In his 12-page research bibliography, the good professor has the rare decency to admit to using Wikipedia (cautiously), and it’s no slight to say that the body of his book reads like a fine example of that new, infinitely amusing art form, the Wikipedia list. The problem, then, remains Mr. Critchley’s intermittent insistence that his history of “philosophical deaths” is itself a work of philosophy. “[M]y hope,” he writes in his (first) introduction, “is that … a cumulative series of themes will emerge that add up to a specific argument about how philosophy might teach one how to die and, by implication, how to live.”
Whatever the pleasures of asps and beans—of Pascal’s gangrene and Rousseau’s collision with a Great Dane—no specific philosophical argument ever emerges. Perhaps that’s by design. Might the thrill of death give cover for a different project altogether? Since The Ethics of Deconstruction (1992), Mr. Critchley has occupied a rather strange position: with his brevity and levity, a very English Englishman aloft in the post-Heideggerian cloud generally termed “Continental.” Today’s wary demilitarized zone between the “obscurantist” Continentals and the “reductionist” Anglo-Americans (or “analytics”)—with each tradition claiming sovereignty over all philosophy—runs deep. Or, as Marx wrote in 1848, in “The Poverty of Philosophy”: “The Englishman transforms men into hats, the German hats into ideas.”
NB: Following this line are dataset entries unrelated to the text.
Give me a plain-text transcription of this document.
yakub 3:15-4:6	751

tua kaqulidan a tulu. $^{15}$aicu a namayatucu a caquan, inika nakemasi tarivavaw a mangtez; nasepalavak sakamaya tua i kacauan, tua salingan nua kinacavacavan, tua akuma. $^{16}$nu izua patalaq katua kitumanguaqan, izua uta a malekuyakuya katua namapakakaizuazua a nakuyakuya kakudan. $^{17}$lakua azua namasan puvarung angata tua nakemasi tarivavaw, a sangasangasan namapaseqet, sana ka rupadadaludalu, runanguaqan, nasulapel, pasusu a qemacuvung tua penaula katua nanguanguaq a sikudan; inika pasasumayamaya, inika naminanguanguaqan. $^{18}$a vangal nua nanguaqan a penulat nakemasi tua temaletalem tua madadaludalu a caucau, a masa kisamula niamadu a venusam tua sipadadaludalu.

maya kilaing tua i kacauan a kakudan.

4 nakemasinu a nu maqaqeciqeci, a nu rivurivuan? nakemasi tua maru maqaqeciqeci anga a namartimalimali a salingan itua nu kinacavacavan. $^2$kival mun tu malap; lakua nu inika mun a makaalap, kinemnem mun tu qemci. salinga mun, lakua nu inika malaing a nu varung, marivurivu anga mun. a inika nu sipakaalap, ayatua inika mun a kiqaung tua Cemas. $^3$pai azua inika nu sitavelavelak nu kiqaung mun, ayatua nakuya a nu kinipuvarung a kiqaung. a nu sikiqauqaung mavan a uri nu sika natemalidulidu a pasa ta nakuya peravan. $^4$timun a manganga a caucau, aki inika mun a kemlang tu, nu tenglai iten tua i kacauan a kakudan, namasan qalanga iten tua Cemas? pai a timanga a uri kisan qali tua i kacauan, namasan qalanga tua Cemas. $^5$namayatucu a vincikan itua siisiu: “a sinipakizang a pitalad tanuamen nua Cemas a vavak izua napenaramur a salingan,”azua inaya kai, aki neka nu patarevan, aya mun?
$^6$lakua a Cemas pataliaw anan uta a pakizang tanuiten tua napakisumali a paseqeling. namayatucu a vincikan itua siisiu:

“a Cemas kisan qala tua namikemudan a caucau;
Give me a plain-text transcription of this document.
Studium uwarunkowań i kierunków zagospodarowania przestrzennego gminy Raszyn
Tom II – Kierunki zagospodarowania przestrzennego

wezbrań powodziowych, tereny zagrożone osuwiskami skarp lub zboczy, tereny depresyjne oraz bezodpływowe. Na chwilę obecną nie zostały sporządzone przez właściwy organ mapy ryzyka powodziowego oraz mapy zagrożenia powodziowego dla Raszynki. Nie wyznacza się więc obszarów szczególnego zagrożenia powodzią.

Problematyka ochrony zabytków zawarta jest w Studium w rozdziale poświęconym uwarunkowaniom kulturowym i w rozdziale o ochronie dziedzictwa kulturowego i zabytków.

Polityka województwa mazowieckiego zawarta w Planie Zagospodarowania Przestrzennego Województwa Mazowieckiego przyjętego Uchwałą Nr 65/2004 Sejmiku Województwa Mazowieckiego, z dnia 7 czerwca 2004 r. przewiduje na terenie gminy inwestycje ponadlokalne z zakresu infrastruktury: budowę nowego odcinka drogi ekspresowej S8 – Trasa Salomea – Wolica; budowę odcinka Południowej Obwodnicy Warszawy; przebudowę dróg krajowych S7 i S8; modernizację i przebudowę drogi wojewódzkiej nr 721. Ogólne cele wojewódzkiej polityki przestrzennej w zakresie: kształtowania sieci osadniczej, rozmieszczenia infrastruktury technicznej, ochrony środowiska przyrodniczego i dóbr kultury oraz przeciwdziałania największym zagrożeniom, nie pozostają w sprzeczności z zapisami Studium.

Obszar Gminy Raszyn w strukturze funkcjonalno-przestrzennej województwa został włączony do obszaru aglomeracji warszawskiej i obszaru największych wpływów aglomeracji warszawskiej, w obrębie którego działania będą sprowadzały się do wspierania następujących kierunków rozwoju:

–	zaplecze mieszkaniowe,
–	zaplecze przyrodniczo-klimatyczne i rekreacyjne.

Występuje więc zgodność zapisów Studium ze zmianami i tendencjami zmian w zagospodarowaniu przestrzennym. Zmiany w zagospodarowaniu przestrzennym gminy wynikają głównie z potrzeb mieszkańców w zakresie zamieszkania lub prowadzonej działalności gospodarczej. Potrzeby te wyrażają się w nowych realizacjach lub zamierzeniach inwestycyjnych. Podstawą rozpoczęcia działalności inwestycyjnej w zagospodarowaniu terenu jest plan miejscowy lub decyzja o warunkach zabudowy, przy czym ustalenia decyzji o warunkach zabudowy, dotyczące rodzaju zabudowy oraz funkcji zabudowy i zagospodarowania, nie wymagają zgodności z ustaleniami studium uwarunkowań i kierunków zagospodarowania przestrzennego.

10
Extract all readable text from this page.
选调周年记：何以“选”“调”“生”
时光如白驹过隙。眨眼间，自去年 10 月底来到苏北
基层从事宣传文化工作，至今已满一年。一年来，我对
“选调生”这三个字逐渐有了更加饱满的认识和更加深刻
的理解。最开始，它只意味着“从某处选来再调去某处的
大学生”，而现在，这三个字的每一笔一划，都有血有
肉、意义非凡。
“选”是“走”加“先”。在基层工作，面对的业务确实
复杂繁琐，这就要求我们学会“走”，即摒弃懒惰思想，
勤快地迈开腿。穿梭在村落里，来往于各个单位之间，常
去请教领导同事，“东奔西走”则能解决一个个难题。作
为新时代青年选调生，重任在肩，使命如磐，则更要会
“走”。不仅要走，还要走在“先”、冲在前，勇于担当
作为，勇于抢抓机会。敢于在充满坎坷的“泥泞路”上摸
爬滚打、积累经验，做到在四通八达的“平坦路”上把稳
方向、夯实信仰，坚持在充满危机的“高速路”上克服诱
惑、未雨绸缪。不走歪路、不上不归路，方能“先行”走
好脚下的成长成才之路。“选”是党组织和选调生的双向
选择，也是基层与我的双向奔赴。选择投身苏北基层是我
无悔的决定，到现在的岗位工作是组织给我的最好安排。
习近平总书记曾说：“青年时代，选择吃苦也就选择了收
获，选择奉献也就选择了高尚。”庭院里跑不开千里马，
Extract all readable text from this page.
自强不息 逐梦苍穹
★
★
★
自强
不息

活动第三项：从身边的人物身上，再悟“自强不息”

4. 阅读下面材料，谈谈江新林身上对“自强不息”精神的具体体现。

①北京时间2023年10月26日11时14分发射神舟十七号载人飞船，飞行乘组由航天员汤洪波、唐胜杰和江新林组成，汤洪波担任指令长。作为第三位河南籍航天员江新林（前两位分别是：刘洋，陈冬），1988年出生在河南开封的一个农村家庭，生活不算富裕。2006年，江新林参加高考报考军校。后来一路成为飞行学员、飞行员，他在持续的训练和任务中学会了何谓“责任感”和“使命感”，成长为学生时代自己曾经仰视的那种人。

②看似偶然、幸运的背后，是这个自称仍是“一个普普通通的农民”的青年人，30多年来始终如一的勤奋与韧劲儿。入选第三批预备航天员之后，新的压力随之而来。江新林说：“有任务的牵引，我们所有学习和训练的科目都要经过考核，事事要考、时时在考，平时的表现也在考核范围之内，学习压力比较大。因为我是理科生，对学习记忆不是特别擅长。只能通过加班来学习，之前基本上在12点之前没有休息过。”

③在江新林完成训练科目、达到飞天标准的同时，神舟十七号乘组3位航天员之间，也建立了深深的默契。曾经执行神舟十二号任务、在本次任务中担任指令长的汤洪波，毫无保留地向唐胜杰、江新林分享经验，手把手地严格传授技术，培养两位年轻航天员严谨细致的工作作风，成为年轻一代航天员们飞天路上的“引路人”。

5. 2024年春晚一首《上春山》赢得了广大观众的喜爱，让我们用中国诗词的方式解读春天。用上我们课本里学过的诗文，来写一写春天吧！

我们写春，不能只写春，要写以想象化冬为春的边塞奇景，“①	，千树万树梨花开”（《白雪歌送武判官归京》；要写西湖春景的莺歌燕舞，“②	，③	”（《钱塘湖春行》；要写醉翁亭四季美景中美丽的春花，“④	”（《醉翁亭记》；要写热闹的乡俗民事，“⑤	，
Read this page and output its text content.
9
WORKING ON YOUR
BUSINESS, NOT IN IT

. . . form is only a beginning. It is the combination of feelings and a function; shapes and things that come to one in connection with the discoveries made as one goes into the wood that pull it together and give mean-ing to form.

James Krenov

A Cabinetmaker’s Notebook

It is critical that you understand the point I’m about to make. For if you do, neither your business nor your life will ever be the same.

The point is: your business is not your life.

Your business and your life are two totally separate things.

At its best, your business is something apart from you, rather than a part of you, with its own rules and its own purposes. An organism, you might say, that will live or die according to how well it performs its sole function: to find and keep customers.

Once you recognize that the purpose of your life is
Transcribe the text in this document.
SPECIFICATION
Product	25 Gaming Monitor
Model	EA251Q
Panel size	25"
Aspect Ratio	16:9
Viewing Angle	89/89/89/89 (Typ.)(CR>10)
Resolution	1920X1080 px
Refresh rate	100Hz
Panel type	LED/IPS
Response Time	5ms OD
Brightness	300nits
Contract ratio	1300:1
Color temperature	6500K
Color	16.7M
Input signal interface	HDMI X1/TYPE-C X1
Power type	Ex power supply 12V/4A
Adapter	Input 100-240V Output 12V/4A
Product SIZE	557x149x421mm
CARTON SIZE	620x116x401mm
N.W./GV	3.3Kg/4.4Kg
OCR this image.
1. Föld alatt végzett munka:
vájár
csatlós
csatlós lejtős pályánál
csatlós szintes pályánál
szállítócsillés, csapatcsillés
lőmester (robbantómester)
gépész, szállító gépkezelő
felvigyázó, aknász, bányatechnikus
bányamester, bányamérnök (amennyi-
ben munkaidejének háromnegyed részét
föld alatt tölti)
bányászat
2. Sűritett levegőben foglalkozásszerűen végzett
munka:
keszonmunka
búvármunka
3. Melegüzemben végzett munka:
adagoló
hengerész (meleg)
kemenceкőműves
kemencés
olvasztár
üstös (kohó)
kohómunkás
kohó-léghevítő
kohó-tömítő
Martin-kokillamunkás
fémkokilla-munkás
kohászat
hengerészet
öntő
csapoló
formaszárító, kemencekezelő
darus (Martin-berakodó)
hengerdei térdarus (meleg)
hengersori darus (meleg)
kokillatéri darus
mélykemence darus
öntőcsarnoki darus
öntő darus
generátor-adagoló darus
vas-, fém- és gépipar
These divisions are transitory and, finally, illusory. By placing Levinas and Derrida, longtime foci of his work, alongside Rawls, Quine and Donald Davidson in a chronology reaching back to Thales and including Cicero, Copernicus, Confucius and Carnap, Mr. Critchley is perhaps engaging in a most dangerous, and arguably courageous, philosophical activity: syncretism.
If The Book of Dead Philosophers is any guide, 2,000 years from now, our fiercely patrolled academic borders will seem as arcane as the third-century B.C. stand-off between Stoics and Epicureans. The question will be how our philosophers—how our collective philosophy—dealt with the intractable realities of human embodiment given the peculiar constraints of the era. It would be wise, Simon Critchley suggests, for self-declared philosophers to consider all the tools available, lest our thinking end up like Strato of Lampsacus, who “became so thin that it is said he felt nothing when he died.”